I considered my knowledge of American Jews. They always seemed to feel alone and unloved when, in truth, most of the American populace just wanted to kiss them on their shiny noses, bake them a casserole, shoot them some one-liners over dinner, and possibly convert them so as to hasten the Second Coming. Would these Jews respond favorably to a love letter from a small oppressed people somewhere between Russia and Iran? And what form would such a love letter take?

“I guess I can write some grant proposals,” I said.

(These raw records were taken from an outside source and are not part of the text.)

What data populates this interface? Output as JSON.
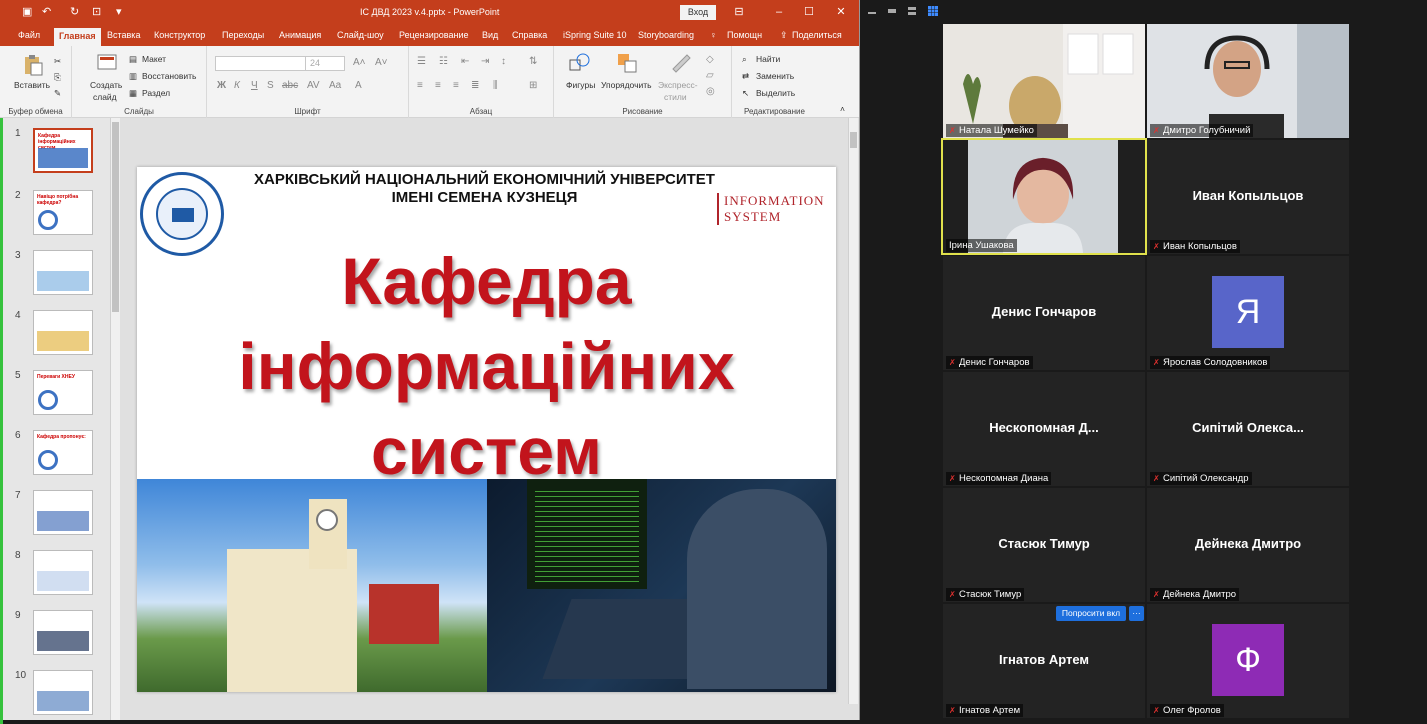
{
  "ppt": {
    "window_title": "ІС ДВД 2023 v.4.pptx  -  PowerPoint",
    "signin_label": "Вход",
    "tabs": [
      {
        "label": "Файл"
      },
      {
        "label": "Главная"
      },
      {
        "label": "Вставка"
      },
      {
        "label": "Конструктор"
      },
      {
        "label": "Переходы"
      },
      {
        "label": "Анимация"
      },
      {
        "label": "Слайд-шоу"
      },
      {
        "label": "Рецензирование"
      },
      {
        "label": "Вид"
      },
      {
        "label": "Справка"
      },
      {
        "label": "iSpring Suite 10"
      },
      {
        "label": "Storyboarding"
      },
      {
        "label": "Помощн"
      },
      {
        "label": "Поделиться"
      }
    ],
    "ribbon": {
      "paste": "Вставить",
      "clipboard_group": "Буфер обмена",
      "new_slide": "Создать",
      "new_slide_2": "слайд",
      "layout": "Макет",
      "reset": "Восстановить",
      "section": "Раздел",
      "slides_group": "Слайды",
      "font_size": "24",
      "font_group": "Шрифт",
      "paragraph_group": "Абзац",
      "shapes": "Фигуры",
      "arrange": "Упорядочить",
      "quick_styles": "Экспресс-",
      "quick_styles_2": "стили",
      "drawing_group": "Рисование",
      "find": "Найти",
      "replace": "Заменить",
      "select": "Выделить",
      "editing_group": "Редактирование"
    },
    "thumbnails": [
      {
        "num": "1",
        "title": "Кафедра інформаційних систем"
      },
      {
        "num": "2",
        "title": "Навіщо потрібна кафедра?"
      },
      {
        "num": "3",
        "title": ""
      },
      {
        "num": "4",
        "title": ""
      },
      {
        "num": "5",
        "title": "Переваги ХНЕУ"
      },
      {
        "num": "6",
        "title": "Кафедра пропонує:"
      },
      {
        "num": "7",
        "title": ""
      },
      {
        "num": "8",
        "title": ""
      },
      {
        "num": "9",
        "title": ""
      },
      {
        "num": "10",
        "title": ""
      }
    ],
    "slide": {
      "univ_line1": "ХАРКІВСЬКИЙ НАЦІОНАЛЬНИЙ ЕКОНОМІЧНИЙ УНІВЕРСИТЕТ",
      "univ_line2": "ІМЕНІ СЕМЕНА КУЗНЕЦЯ",
      "logo_line1": "INFORMATION",
      "logo_line2": "SYSTEM",
      "title_line1": "Кафедра",
      "title_line2": "інформаційних",
      "title_line3": "систем"
    }
  },
  "zoom": {
    "participants": [
      {
        "label": "Натала Шумейко",
        "name": ""
      },
      {
        "label": "Дмитро Голубничий",
        "name": ""
      },
      {
        "label": "Ірина Ушакова",
        "name": ""
      },
      {
        "label": "Иван Копыльцов",
        "name": "Иван Копыльцов"
      },
      {
        "label": "Денис Гончаров",
        "name": "Денис Гончаров"
      },
      {
        "label": "Ярослав Солодовников",
        "name": "",
        "avatar": "Я"
      },
      {
        "label": "Нескопомная Диана",
        "name": "Нескопомная  Д..."
      },
      {
        "label": "Сипітий Олександр",
        "name": "Сипітий  Олекса..."
      },
      {
        "label": "Стасюк Тимур",
        "name": "Стасюк Тимур"
      },
      {
        "label": "Дейнека Дмитро",
        "name": "Дейнека Дмитро"
      },
      {
        "label": "Ігнатов Артем",
        "name": "Ігнатов Артем"
      },
      {
        "label": "Олег Фролов",
        "name": "",
        "avatar": "Ф"
      }
    ],
    "ask_unmute": "Попросити вкл",
    "more": "···",
    "colors": {
      "active_border": "#e0e14c",
      "avatar_ya": "#5865c9",
      "avatar_f": "#8e2bb5",
      "muted": "#e0312f"
    }
  }
}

“We don’t know what those are, but anything you do must be blessed by God,” Mr. Nanabragov replied to general applause.

I took out my Hyatt pen and pad and wrote in moist excited letters:

MISHA’S TO-DO LIST

1) Get Internet installed in office.

2) Write grant proposals to build Holocaust Museum.

3) Encourage multiculturalism in everything I do.

“You see how hard Misha’s working,” Mr. Nanabragov said. “You see how organized he is. That’s because he has an American education, like my Nana and Bubi. We old Soviet black-asses, we don’t know what the hell we’re doing.”

The men around me were yawning and stretching. The lunchtime hour was knocking, and there were mistresses to spread at the Hyatt and steaks to dispatch at the new Tuscan Steak & Bean Company. Cigars were lit, followed by soft coughing and sleepy belches. Leave these good men to their idle pursuits. I, on the other hand, would return to my office to work out their country’s future. Like the 3.94 student I once was at Accidental College, I would prove myself yet again.